Я стоял посреди пустынного двора, катая на языке вкус белой пампушки, и вдруг мне вспомнились восемнадцать пшеничных колосьев, которые выросли у меня больше чумизных. Тот, кто забрал себе мои колосья, переживет голод на одном их запахе.
На пятый день, когда все заключенные снова вышли в поле собирать семена, я последовал за ними. Люди отправились кто на север, кто на запад, один я пошел на юго-восток, сел на корточки у солончаковой ложбины и стал ждать, когда из лагеря выйдет Пианистка, когда она воткнет палку у края дороги, рядом с полями девяносто восьмого участка. Но солнце поднялось на середину неба, а Пианистка все не выходила из женской казармы. Испугавшись, что просмотрел ее, я сделал вид, будто собираю семена, а сам направился к печам, где Пианистка встречалась со своим военным. Одеяло во второй печи передвинули на солнечную сторону котлована, но оно лежало аккуратно свернутым, а сверху было забросано ветками и сухой травой — со вчерашнего дня постель никто не трогал.
Сегодня Пианистка не пришла на свидание.
Я вернулся в лагерь и направился прямиком к женской казарме, толкнул вторую дверь и увидел Пианистку, она стирала одежду в тазу, стирала те самые розовые трикотажные трусы, что я видел на ней днем раньше.
— Иголка найдется? — спросил я, стоя у порога.
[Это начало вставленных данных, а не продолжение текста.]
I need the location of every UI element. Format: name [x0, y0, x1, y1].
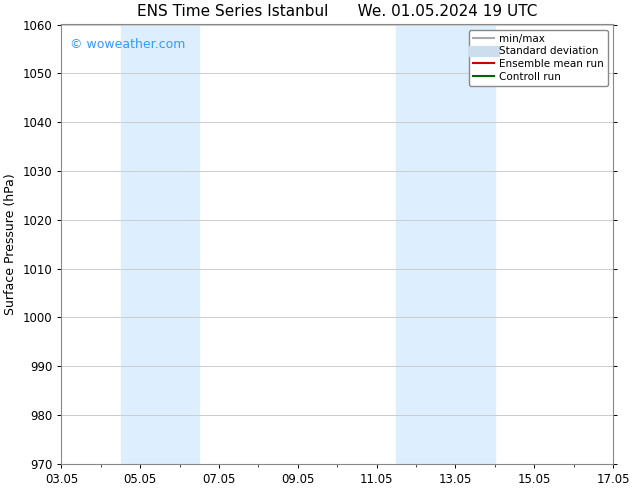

Пианистка поспешно отерла руки, шагнула к столу и достала коробочку для шитья.
— Цце порвалось? Давай я зашью?
Она протянула мне коробочку из-под таблеток, в которой хранила иголки с нитками, и я явственно увидел сочный багрянец на ее щеках: пусть яркостью и красотой он уступал персиковым лепесткам по весне, но был розовым и влажным, как у здоровой женщины.
— Ты не ходила сегодня за семенами?
— Мне нездоровится.
— Хочешь, я тебе соберу, отвар приготовишь? Покачав головой, Пианистка растроганно сказала, что в последние дни собрала много семян, у нее остался запас для отвара. И мы друг от друга отделались. Пианистка не спросила, почему я так рано вернулся в лагерь; само собой, я тоже не стал спрашивать, почему она пропустила свидание в печах. Но и на шестой, и на седьмой день Пианистка не явилась к печам. Теперь она снова ходила со всеми в поле собирать траву и готовить отвар, но я своими глазами видел, как она поднесла к губам зеленоватую жижу, сдобренную корой и земляной щелочью, сделала несколько глотков, а после отползла куда-то в ложбину, подальше от людей. И в ложбине Пианистку вытошнило всем, что она успела выпить. Я подумал, она или беременна, или мужчина с девяносто восьмого участка избаловал ее своими лепешками — теперь Пианистка не может пить отвар из семян, которым спасаются остальные заключенные. Я стоял поодаль от солагерников, разводивших огонь у зарослей тростника, и смотрел, как рвет Пианистку, как она скрючилась на земле, словно рачок, и мне очень хотелось подойти и похлопать ее по спине. Но я не пошел.